Our relationship crumbled quickly after that. When she started to deny she ever said it. She stopped understanding that her words, as much freedom as she has to say them, have consequences. And there was no way I was going to have anyone sit in my wedding who judged me, who lied to me or who thought I was an abomination unto god. And that made her angry. So she said some pretty hurtful things. Things she apologised for later because she admitted she just said them to hurt me…because I was hurting her…

So the abuse with my sister was getting worse and worse. He was starting to throw things and I was so scared for her and her son’s well being. So I reached out to my mother. I also wanted to discuss with her the last time I spoke with my father. Little did I realise it would be the last time I ever spoke to her.

After a long, drawn out conversation, we end up nowhere. She thinks I’m a liar. She defends him. It becomes a cycle in which I could no longer be a part of. And that’s when I decided, I could not deal with their toxic relationship anymore.

And as these relationships fell apart around me and my teaching career fell apart around me, all that I had left was Joel.

Joel was my family now. He was my friend. My constant. Both of us needed to climb back out of the hole the world around us had created for us. Joel had his own story throughout all this. His own heartaches. His own coming out and falling in love with me that led to me being his family. His friend. His constant. So together, we tried to start anew, but Australia wasn’t done with us yet…

2 Replies to “Coming Out Gay – An Open Letter – Part Two”

  1. The past is what it is, the past. Your family accepts you for who you say you are. No judgements. Your sister is your sister. Your brother is your brother. Your parents are your parents. We all live our own lives how we have chosen. That is life. We’ve chosen our life partners, for better for worse, etc. with support from our family and friends. Acceptance, love and encouragement. This is a good goal. We love having you involved in our lives, proud of you and your accomplishments. We all miss you and would love to share all the excitement that continues to intertwine our lives.
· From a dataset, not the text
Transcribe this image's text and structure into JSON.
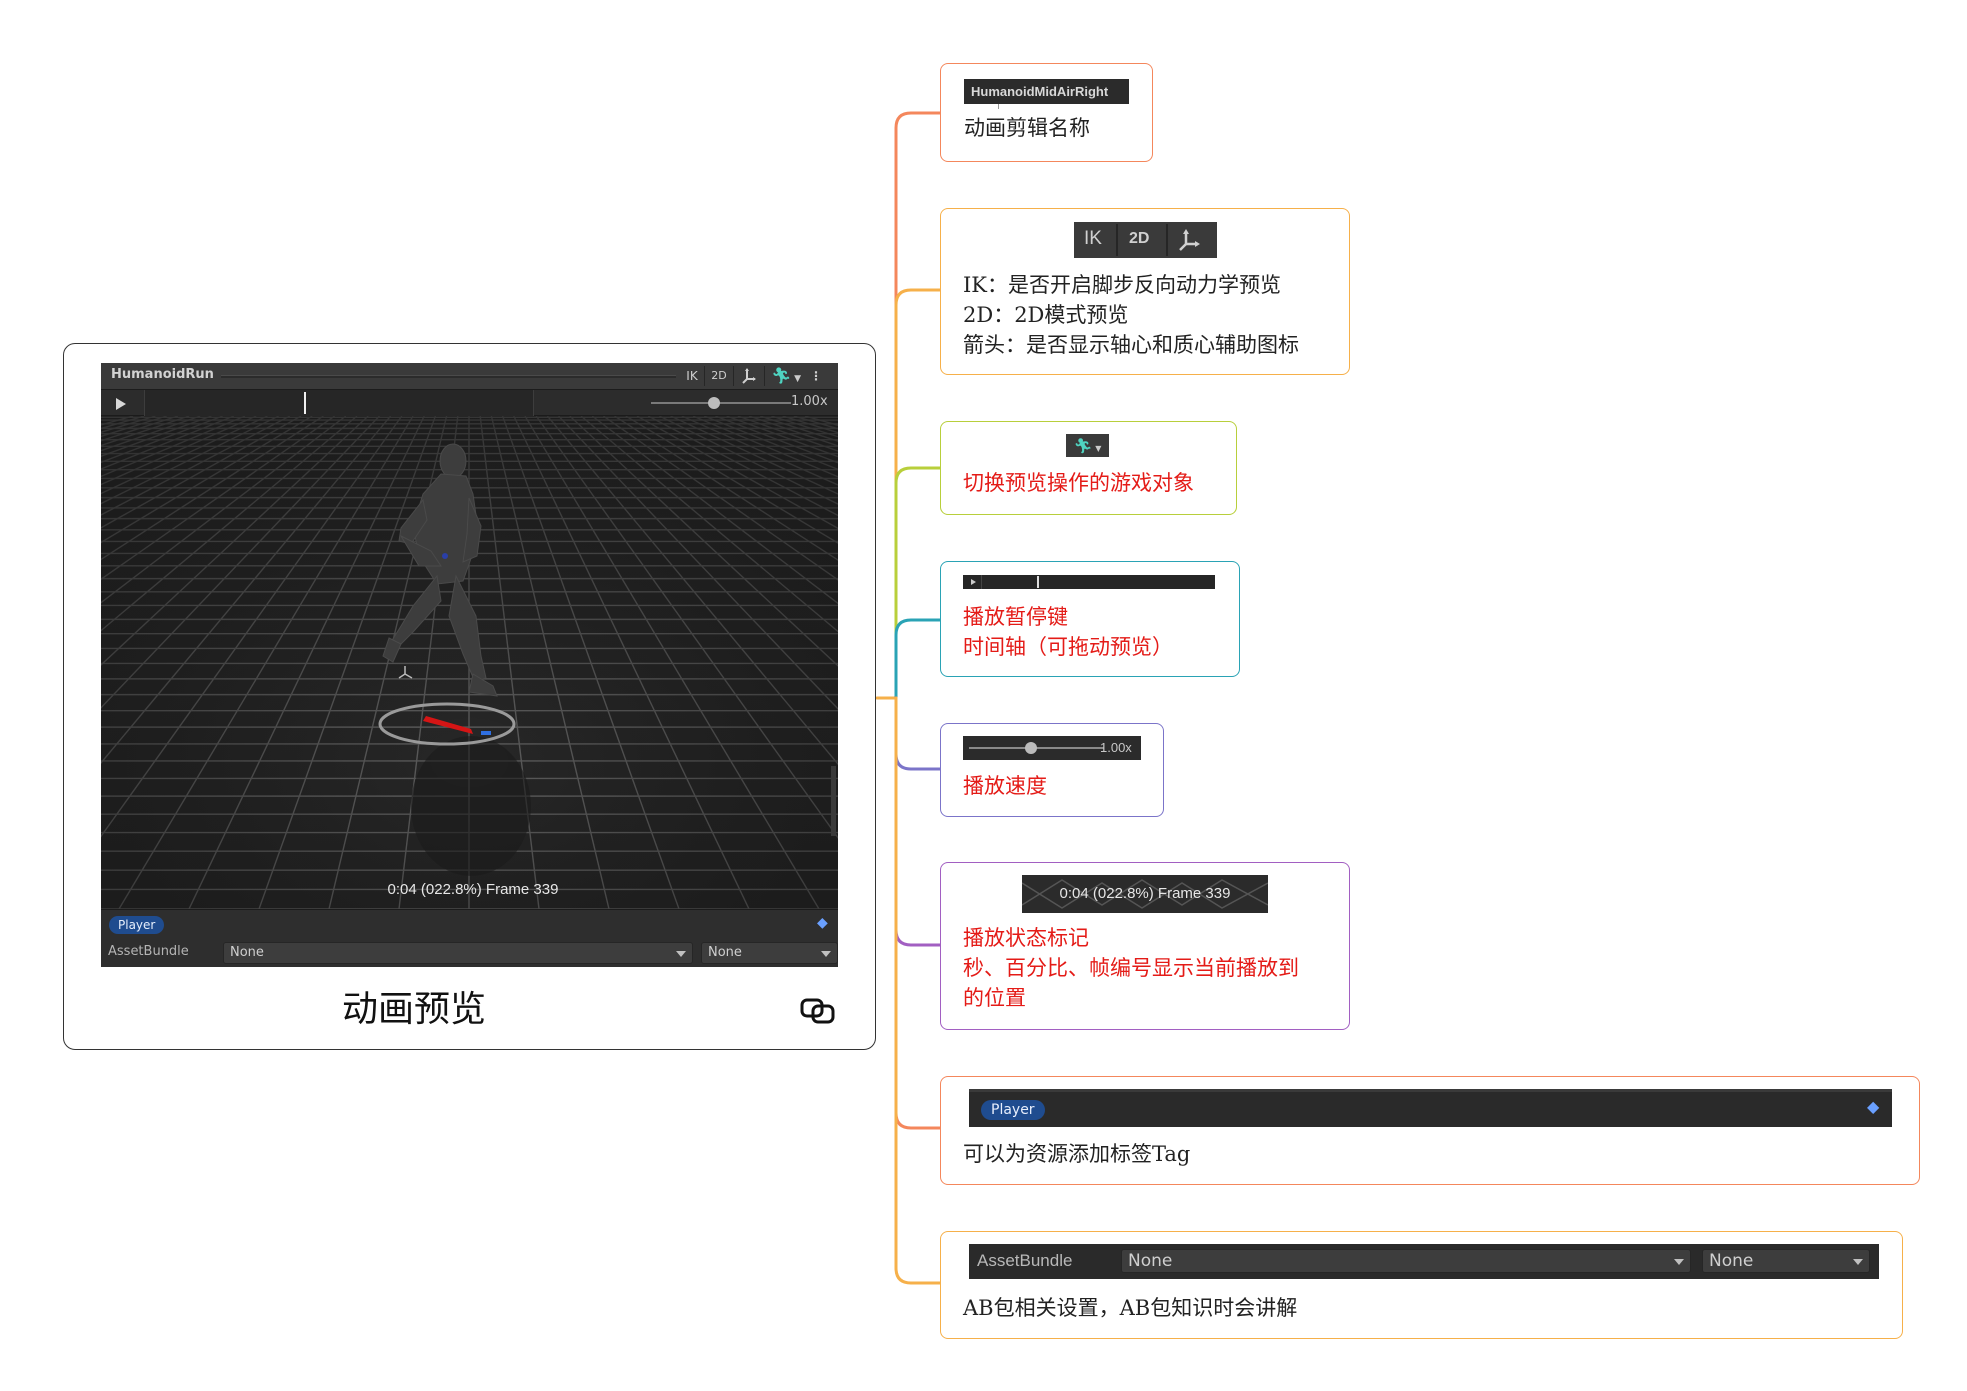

    1. A comment left from my biological parents in reply to a difficult blog I wrote about the repercussions of an abusive letter sent to me on my birthday and an abusive conversation. Make no mistake. This is not an apology. This is not parents who are accepting. [Tolerance is not Acceptance.] Typical abusive behaviour. Ignore the past. Move on. [It has happened. It had a lasting affect (re: blog posts). Disregarding mental health caused by the past is not helpful or healthy.] Paint a pretty picture [by saying they’ve always been supportive, nothing in those letters or conversation is supportive] and turn it around that the victim is the one that doesn’t accept them for who they are. Notice the passive aggressive comments about choosing one’s own sexuality. Nor do they seem to realise their admittance that they chose an extremely abusive partner over the safety of their children. And continue to do so. This is not a comment that shows compassion or understanding or remorse [or acceptance].

      I hope those reading this in the future who may find themselves in this particular cycle of abuse can recognise it for what it is. You may be born into a family but it doesn’t make them one. Family is more than just being biologically connected. Create a family that makes you feel loved. Surround yourself with people who make you happy. And leave those that are toxic behind. You define it.